Oke (1981, in: Assis, 1990; Vidal, 1991; Monteiro, 1990; Lee, s/ 
data), destaca, dentro da Camada de Cobertura Urbana, o que vem 
sendo designado como “Fator de Visão do céu” (Sky View Factor), 
importante na entrada de energia (insolação) no sistema, e que é 
definido pela fração do hemisfério ocupado pelo céu, correspondendo 
ao ângulo formado por duas retas procedentes do centro da rua em 
direção ao ponto mais alto das paredes dos edifícios adjacentes. As 
figuras 4 e 5 ilustram essa relação. 
 
 
 
Segundo Oke (1981, in: Assis 1990), a intensidade da radiação de 
onda longa e a capacidade de armazenamento de calor nas 
superfícies são efetivamente as variáveis que determinam as 
diferenças no balanço de energia e nas taxas de resfriamento entre 
os meios urbano e rural. Dentro deste contexto, Assis (1990) conclui 
que, “a geometria da malha urbana, avaliada pelo “Fator de Visão do 
Céu” (Sky View Factor), e as propriedades térmicas das superfícies, 
vão aparecer como as propriedades mais relevantes”. 
 
 
 
 
 
 
Figura 4 – Fator de 
Visão do Céu (Sky 
View Factor) Fonte: 
Lowry, 1988, in: Vidal, 
1991 
 
 
 
 
 
 
 
Figura 5 – Fator de visão do céu – Praça Sete - Belo Horizonte - MG. Utilizando 
uma maquina fotográfica com lente especial (olho de peixe), voltada verticalmente 
para o céu exatamente sobre o ponto de mensuração, é possível registrar num 
circulo a expressão visual do céu acima do ponto, definindo o índice de “obstrução 
do céu”, que vem sendo designado como “Sky View Factor”, (Santos, 1999). 
 
 
 
Características da forma urbana condicionantes do clima 
urbano 
 
As características morfológicas (características do solo/paisagem) do 
sítio já o predispõe a um determinado desempenho térmico. 

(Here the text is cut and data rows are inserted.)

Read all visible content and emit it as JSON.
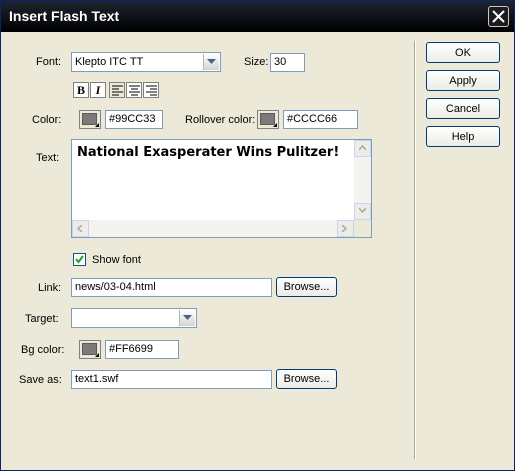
{
  "window": {
    "title": "Insert Flash Text"
  },
  "font": {
    "label": "Font:",
    "value": "Klepto ITC TT"
  },
  "size": {
    "label": "Size:",
    "value": "30"
  },
  "format_buttons": {
    "bold": "B",
    "italic": "I"
  },
  "color": {
    "label": "Color:",
    "value": "#99CC33"
  },
  "rollover_color": {
    "label": "Rollover color:",
    "value": "#CCCC66"
  },
  "text": {
    "label": "Text:",
    "value": "National Exasperater Wins Pulitzer!"
  },
  "show_font": {
    "label": "Show font",
    "checked": true
  },
  "link": {
    "label": "Link:",
    "value": "news/03-04.html",
    "browse": "Browse..."
  },
  "target": {
    "label": "Target:",
    "value": ""
  },
  "bg_color": {
    "label": "Bg color:",
    "value": "#FF6699"
  },
  "save_as": {
    "label": "Save as:",
    "value": "text1.swf",
    "browse": "Browse..."
  },
  "buttons": {
    "ok": "OK",
    "apply": "Apply",
    "cancel": "Cancel",
    "help": "Help"
  }
}
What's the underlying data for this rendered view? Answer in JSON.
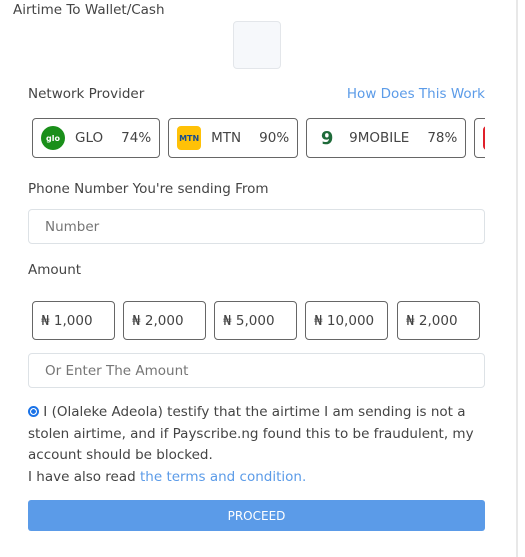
{
  "title": "Airtime To Wallet/Cash",
  "network": {
    "label": "Network Provider",
    "help_link": "How Does This Work",
    "providers": [
      {
        "name": "GLO",
        "rate": "74%",
        "color": "#1a8f1a",
        "logo": "glo"
      },
      {
        "name": "MTN",
        "rate": "90%",
        "color": "#ffc107",
        "logo": "MTN"
      },
      {
        "name": "9MOBILE",
        "rate": "78%",
        "color": "#1f6b3a",
        "logo": "9"
      },
      {
        "name": "",
        "rate": "",
        "color": "#e0202a",
        "logo": "airtel"
      }
    ]
  },
  "phone": {
    "label": "Phone Number You're sending From",
    "placeholder": "Number"
  },
  "amount": {
    "label": "Amount",
    "options": [
      "₦ 1,000",
      "₦ 2,000",
      "₦ 5,000",
      "₦ 10,000",
      "₦ 2,000"
    ],
    "placeholder": "Or Enter The Amount"
  },
  "consent": {
    "text": " I (Olaleke Adeola) testify that the airtime I am sending is not a stolen airtime, and if Payscribe.ng found this to be fraudulent, my account should be blocked.",
    "read_prefix": "I have also read ",
    "terms_link": "the terms and condition.",
    "checked": true
  },
  "proceed_label": "PROCEED",
  "colors": {
    "accent": "#5b9be8"
  }
}
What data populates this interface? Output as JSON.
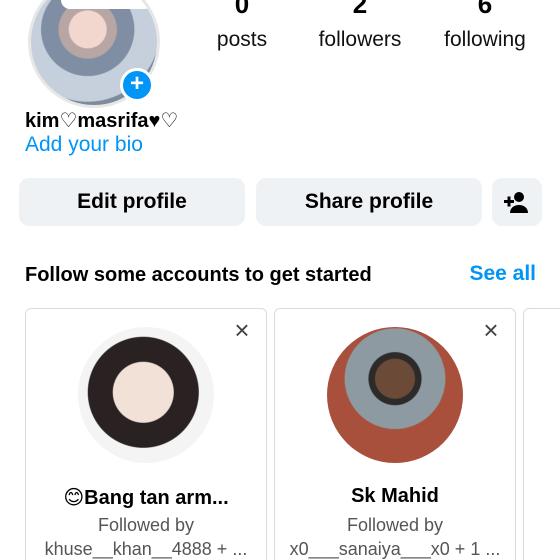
{
  "profile": {
    "username": "kim♡masrifa♥♡",
    "bio_link": "Add your bio",
    "stats": [
      {
        "num": "0",
        "label": "posts"
      },
      {
        "num": "2",
        "label": "followers"
      },
      {
        "num": "6",
        "label": "following"
      }
    ],
    "add_story_icon": "+"
  },
  "actions": {
    "edit_profile": "Edit profile",
    "share_profile": "Share profile",
    "add_user_icon": "person-add-icon"
  },
  "suggestions": {
    "heading": "Follow some accounts to get started",
    "see_all": "See all",
    "cards": [
      {
        "name": "😊Bang tan arm...",
        "followed_by_1": "Followed by",
        "followed_by_2": "khuse__khan__4888 + ..."
      },
      {
        "name": "Sk Mahid",
        "followed_by_1": "Followed by",
        "followed_by_2": "x0___sanaiya___x0 + 1 ..."
      }
    ]
  },
  "colors": {
    "accent": "#0095f6",
    "button_bg": "#eff2f5"
  }
}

Pequenas diferenças de conformação no terreno podem criar 
modificações notoriamente grandes no microclima. Ocupações de 
fundo de vale, encosta, planície etc. são condicionantes climáticas 
que acarretam diferentes alterações nas variáveis do clima. 
 
Sobre as encostas inclinadas que conformam o vale se apresentam 
uma série de pequenas circulações de ar que mescladas com o ar 
quente vizinho causam condições de temperatura intermediária. 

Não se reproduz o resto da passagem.